When did you last revise your project plan? Did it make you feel you had failed, or did you feel it was an essential step on the path to success?
I would argue that re-planning is a necessary part of projects.
Re-planning: Just part of project life
I have met people who felt that “re-planning” or revising a project plan was an admission of defeat. They feel they should have anticipated everything in advance and built it into the original plan. I think they are being unnecessarily hard on themselves.
Unless you have complete foreknowledge about everything in and around your project, then some degree of re-planning is inevitable.
Re-planning to suit your project
To oversimplify things a little, there are two kinds of project, “Waterfall” and “Agile”.
- With Waterfall, you can really only plan one phase at a time in any detail.

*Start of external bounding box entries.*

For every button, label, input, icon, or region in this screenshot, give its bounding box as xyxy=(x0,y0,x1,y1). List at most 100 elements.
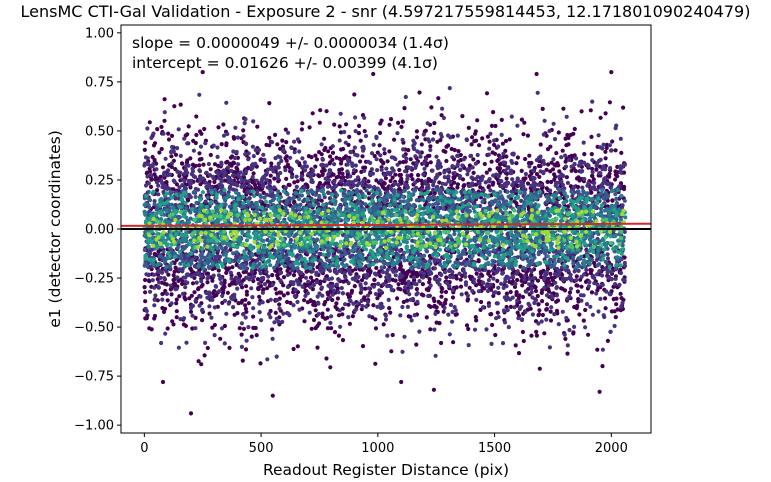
scatter-point xyxy=(338,324,343,329)
scatter-point xyxy=(161,131,166,136)
scatter-point xyxy=(203,199,208,204)
scatter-point xyxy=(568,132,573,137)
scatter-point xyxy=(525,181,531,186)
scatter-point xyxy=(190,313,195,318)
scatter-point xyxy=(418,154,423,159)
scatter-point xyxy=(235,155,240,160)
scatter-point xyxy=(155,127,160,132)
scatter-point xyxy=(327,295,332,300)
scatter-point xyxy=(377,130,383,135)
scatter-point xyxy=(450,319,455,324)
scatter-point xyxy=(162,97,167,102)
scatter-point xyxy=(360,154,365,159)
scatter-point xyxy=(278,155,283,160)
scatter-point xyxy=(385,159,390,164)
scatter-point xyxy=(383,317,389,322)
scatter-point xyxy=(374,265,379,271)
scatter-point xyxy=(273,156,278,161)
scatter-point xyxy=(371,142,376,147)
scatter-point xyxy=(307,310,312,315)
scatter-point xyxy=(557,270,562,275)
scatter-point xyxy=(249,286,254,291)
scatter-point xyxy=(555,180,560,185)
scatter-point xyxy=(320,311,325,316)
scatter-point xyxy=(316,201,321,206)
scatter-point xyxy=(399,179,404,184)
scatter-point xyxy=(346,182,351,187)
scatter-point xyxy=(165,326,170,331)
scatter-point xyxy=(274,354,279,359)
scatter-point xyxy=(366,286,371,291)
scatter-point xyxy=(215,145,220,150)
scatter-point xyxy=(184,163,189,168)
scatter-point xyxy=(370,171,375,176)
scatter-point xyxy=(413,165,418,170)
scatter-point xyxy=(601,313,606,318)
scatter-point xyxy=(362,168,367,173)
scatter-point xyxy=(182,171,187,176)
scatter-point xyxy=(176,127,181,132)
scatter-point xyxy=(193,163,198,168)
scatter-point xyxy=(302,160,307,165)
scatter-point xyxy=(529,333,534,338)
scatter-point xyxy=(477,275,482,280)
scatter-point xyxy=(365,293,371,298)
scatter-point xyxy=(470,288,475,294)
scatter-point xyxy=(597,269,602,274)
scatter-point xyxy=(283,185,288,190)
scatter-point xyxy=(291,346,296,352)
scatter-point xyxy=(262,202,268,208)
scatter-point xyxy=(250,295,255,300)
scatter-point xyxy=(508,289,513,295)
scatter-point xyxy=(343,275,348,280)
scatter-point xyxy=(188,156,193,161)
scatter-point xyxy=(567,327,572,333)
scatter-point xyxy=(377,143,382,148)
scatter-point xyxy=(408,157,413,162)
scatter-point xyxy=(382,151,387,156)
scatter-point xyxy=(590,173,595,178)
scatter-point xyxy=(264,142,269,147)
scatter-point xyxy=(207,290,212,295)
scatter-point xyxy=(299,174,304,179)
scatter-point xyxy=(496,173,502,178)
scatter-point xyxy=(252,274,257,279)
scatter-point xyxy=(273,165,278,170)
scatter-point xyxy=(189,305,194,310)
scatter-point xyxy=(443,289,449,295)
scatter-point xyxy=(607,174,612,179)
scatter-point xyxy=(622,184,627,189)
scatter-point xyxy=(260,300,265,305)
scatter-point xyxy=(285,259,290,264)
scatter-point xyxy=(523,309,528,314)
scatter-point xyxy=(308,299,313,304)
scatter-point xyxy=(339,167,344,172)
scatter-point xyxy=(575,304,580,309)
scatter-point xyxy=(548,188,553,193)
scatter-point xyxy=(259,318,264,323)
scatter-point xyxy=(491,276,496,281)
scatter-point xyxy=(385,267,390,273)
scatter-point xyxy=(502,320,508,325)
scatter-point xyxy=(527,164,532,169)
scatter-point xyxy=(239,321,244,326)
scatter-point xyxy=(219,160,224,165)
scatter-point xyxy=(238,273,243,279)
scatter-point xyxy=(441,148,446,153)
scatter-point xyxy=(169,292,174,297)
scatter-point xyxy=(368,269,373,274)
scatter-point xyxy=(520,329,526,335)
scatter-point xyxy=(463,282,469,287)
scatter-point xyxy=(572,269,577,274)
scatter-point xyxy=(188,182,193,187)
scatter-point xyxy=(590,166,595,171)
scatter-point xyxy=(216,273,222,278)
scatter-point xyxy=(326,172,331,177)
scatter-point xyxy=(478,185,483,190)
scatter-point xyxy=(441,206,446,211)
scatter-point xyxy=(202,126,207,132)
scatter-point xyxy=(153,174,158,180)
scatter-point xyxy=(351,301,356,306)
scatter-point xyxy=(521,132,526,137)
scatter-point xyxy=(316,311,321,317)
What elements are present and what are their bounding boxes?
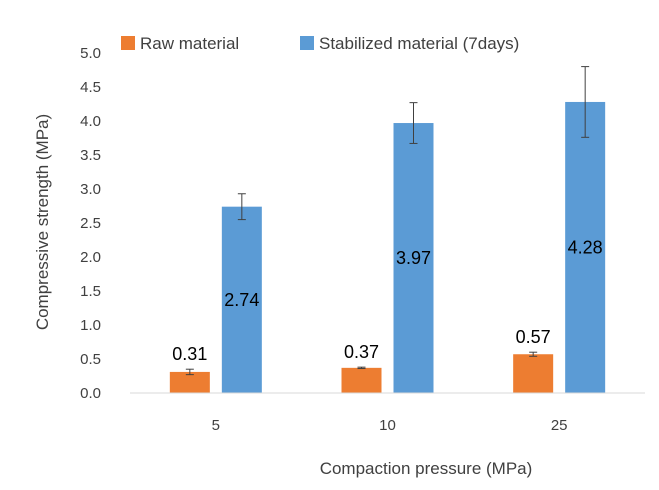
error-bar xyxy=(529,351,538,357)
bar-stabilized-material-7days-10 xyxy=(393,123,434,393)
error-bar xyxy=(581,66,590,138)
x-axis-ticks: 5 10 25 xyxy=(212,417,568,434)
data-label-raw-material: 0.31 xyxy=(172,344,207,364)
y-tick-label: 4.0 xyxy=(80,113,101,130)
error-bar xyxy=(409,102,418,144)
y-tick-label: 0.5 xyxy=(80,351,101,368)
y-tick-label: 1.0 xyxy=(80,317,101,334)
y-tick-label: 2.0 xyxy=(80,249,101,266)
data-labels: 0.31 0.37 0.57 2.74 3.97 4.28 xyxy=(172,237,602,364)
data-label-raw-material: 0.37 xyxy=(344,342,379,362)
legend-swatch-stabilized-material xyxy=(300,36,314,50)
error-bar xyxy=(237,193,246,221)
error-bars xyxy=(185,66,590,376)
x-axis-title: Compaction pressure (MPa) xyxy=(320,459,533,478)
legend-label-raw-material: Raw material xyxy=(140,34,239,53)
error-bar xyxy=(357,366,366,370)
x-tick-label: 10 xyxy=(379,417,396,434)
legend: Raw material Stabilized material (7days) xyxy=(121,34,519,53)
y-tick-label: 0.0 xyxy=(80,385,101,402)
data-label-stabilized-material-7days: 3.97 xyxy=(396,248,431,268)
y-tick-label: 5.0 xyxy=(80,45,101,62)
y-tick-label: 3.5 xyxy=(80,147,101,164)
y-tick-label: 2.5 xyxy=(80,215,101,232)
data-label-stabilized-material-7days: 2.74 xyxy=(224,290,259,310)
bars xyxy=(169,101,606,394)
data-label-raw-material: 0.57 xyxy=(516,327,551,347)
y-tick-label: 3.0 xyxy=(80,181,101,198)
x-tick-label: 25 xyxy=(551,417,568,434)
x-tick-label: 5 xyxy=(212,417,220,434)
bar-raw-material-5 xyxy=(169,371,210,393)
bar-stabilized-material-7days-25 xyxy=(565,101,606,394)
data-label-stabilized-material-7days: 4.28 xyxy=(568,237,603,257)
bar-raw-material-10 xyxy=(341,367,382,393)
bar-raw-material-25 xyxy=(513,354,554,393)
legend-label-stabilized-material: Stabilized material (7days) xyxy=(319,34,519,53)
legend-swatch-raw-material xyxy=(121,36,135,50)
error-bar xyxy=(185,368,194,376)
y-axis-ticks: 0.0 0.5 1.0 1.5 2.0 2.5 3.0 3.5 4.0 4.5 5.0 xyxy=(80,45,101,402)
y-tick-label: 1.5 xyxy=(80,283,101,300)
bar-stabilized-material-7days-5 xyxy=(221,206,262,393)
y-axis-title: Compressive strength (MPa) xyxy=(33,114,52,330)
y-tick-label: 4.5 xyxy=(80,79,101,96)
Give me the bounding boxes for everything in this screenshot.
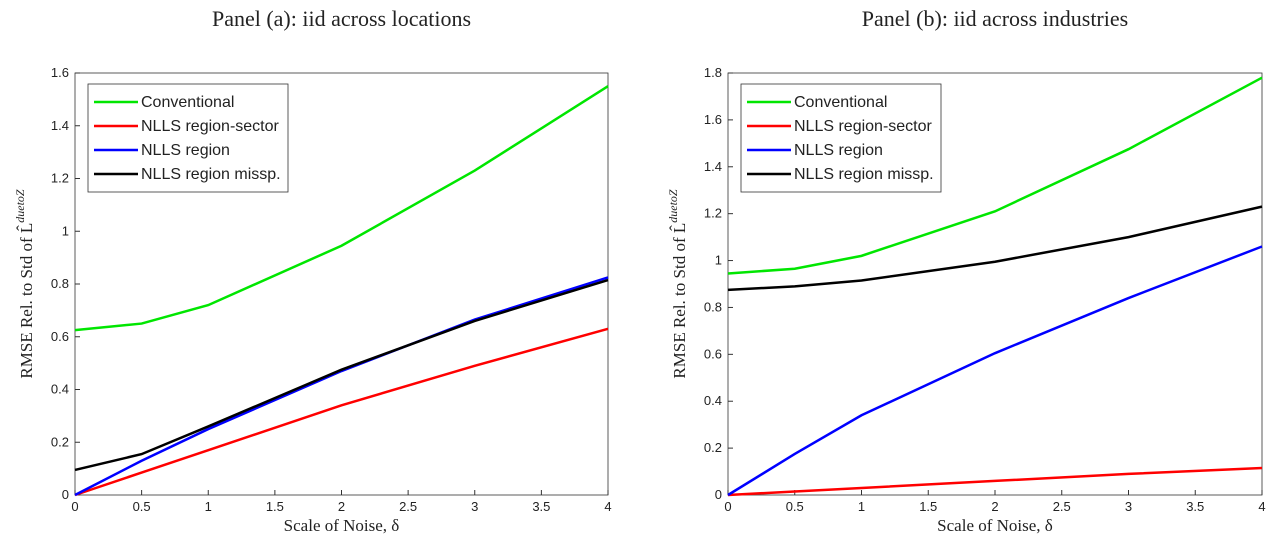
y-tick-label: 1.4	[704, 159, 722, 174]
y-tick-label: 0.2	[51, 434, 69, 449]
x-tick-label: 3.5	[532, 499, 550, 514]
x-tick-label: 1	[858, 499, 865, 514]
x-tick-label: 3	[1125, 499, 1132, 514]
legend-label: Conventional	[141, 94, 234, 111]
x-tick-label: 2.5	[1053, 499, 1071, 514]
series-line	[74, 278, 609, 472]
y-tick-label: 1.8	[704, 65, 722, 80]
y-tick-label: 0.8	[704, 299, 722, 314]
series-line	[727, 466, 1263, 497]
x-tick-label: 3.5	[1186, 499, 1204, 514]
y-tick-label: 1.6	[704, 112, 722, 127]
y-tick-label: 0.8	[51, 276, 69, 291]
legend-label: NLLS region missp.	[141, 166, 281, 183]
x-tick-label: 0.5	[133, 499, 151, 514]
y-axis-label-main: RMSE Rel. to Std of L̂	[670, 223, 689, 379]
y-tick-label: 1	[62, 223, 69, 238]
series-line	[74, 85, 609, 332]
x-tick-label: 3	[471, 499, 478, 514]
x-tick-label: 0.5	[786, 499, 804, 514]
series-line	[74, 327, 609, 497]
x-tick-label: 4	[604, 499, 611, 514]
y-tick-label: 1.6	[51, 65, 69, 80]
y-tick-label: 0	[62, 487, 69, 502]
x-tick-label: 1	[205, 499, 212, 514]
legend-label: NLLS region	[141, 142, 230, 159]
x-axis-label: Scale of Noise, δ	[284, 516, 400, 535]
y-tick-label: 1.2	[704, 206, 722, 221]
series-line	[727, 245, 1263, 497]
x-tick-label: 4	[1258, 499, 1265, 514]
y-tick-label: 0.4	[51, 382, 69, 397]
y-tick-label: 1	[715, 253, 722, 268]
y-axis-label-main: RMSE Rel. to Std of L̂	[17, 223, 36, 379]
y-tick-label: 0.4	[704, 393, 722, 408]
x-tick-label: 1.5	[919, 499, 937, 514]
x-tick-label: 0	[71, 499, 78, 514]
x-tick-label: 2	[991, 499, 998, 514]
series-line	[727, 76, 1263, 275]
y-tick-label: 1.2	[51, 171, 69, 186]
x-tick-label: 2.5	[399, 499, 417, 514]
x-tick-label: 2	[338, 499, 345, 514]
legend-label: NLLS region-sector	[794, 118, 933, 135]
y-tick-label: 0.6	[704, 346, 722, 361]
y-tick-label: 1.4	[51, 118, 69, 133]
y-tick-label: 0.2	[704, 440, 722, 455]
y-tick-label: 0	[715, 487, 722, 502]
legend-label: NLLS region	[794, 142, 883, 159]
y-axis-label-sup: duetoZ	[13, 189, 27, 223]
y-axis-label-sup: duetoZ	[666, 189, 680, 223]
y-tick-label: 0.6	[51, 329, 69, 344]
legend-label: NLLS region missp.	[794, 166, 934, 183]
chart-title: Panel (b): iid across industries	[862, 6, 1128, 31]
legend-label: NLLS region-sector	[141, 118, 280, 135]
x-tick-label: 0	[724, 499, 731, 514]
series-line	[74, 276, 609, 497]
y-axis-label: RMSE Rel. to Std of L̂duetoZ	[666, 189, 689, 379]
series-line	[727, 205, 1263, 292]
x-tick-label: 1.5	[266, 499, 284, 514]
chart-title: Panel (a): iid across locations	[212, 6, 471, 31]
x-axis-label: Scale of Noise, δ	[937, 516, 1053, 535]
y-axis-label: RMSE Rel. to Std of L̂duetoZ	[13, 189, 36, 379]
legend-label: Conventional	[794, 94, 887, 111]
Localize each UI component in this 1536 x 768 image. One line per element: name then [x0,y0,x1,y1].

That means that one of the concluding outputs from each phase is the detailed plan for the next phase. This means that you have to revisit the plan with each new phase. It’s an essential part of the method.
- With Agile, you plan each iteration or sprint as it comes up. Again, this means planning again and again. The plans may be smaller, because the steps are smaller but they are still there.
In both cases the smaller plans fit within a larger, coarser grained project plan.
How up to date is your plan?
One of the advantages of re-planning or revising your plan is that it allows you to take what you have learned from your project into account. It means that the projections in you plan are more likely to be accurate and therefore you can take action to try to achieve them. Having an out of date plan which contains unachievable completion dates is demotivating. Bring your plan up to date and then manage to the up-to-date plan!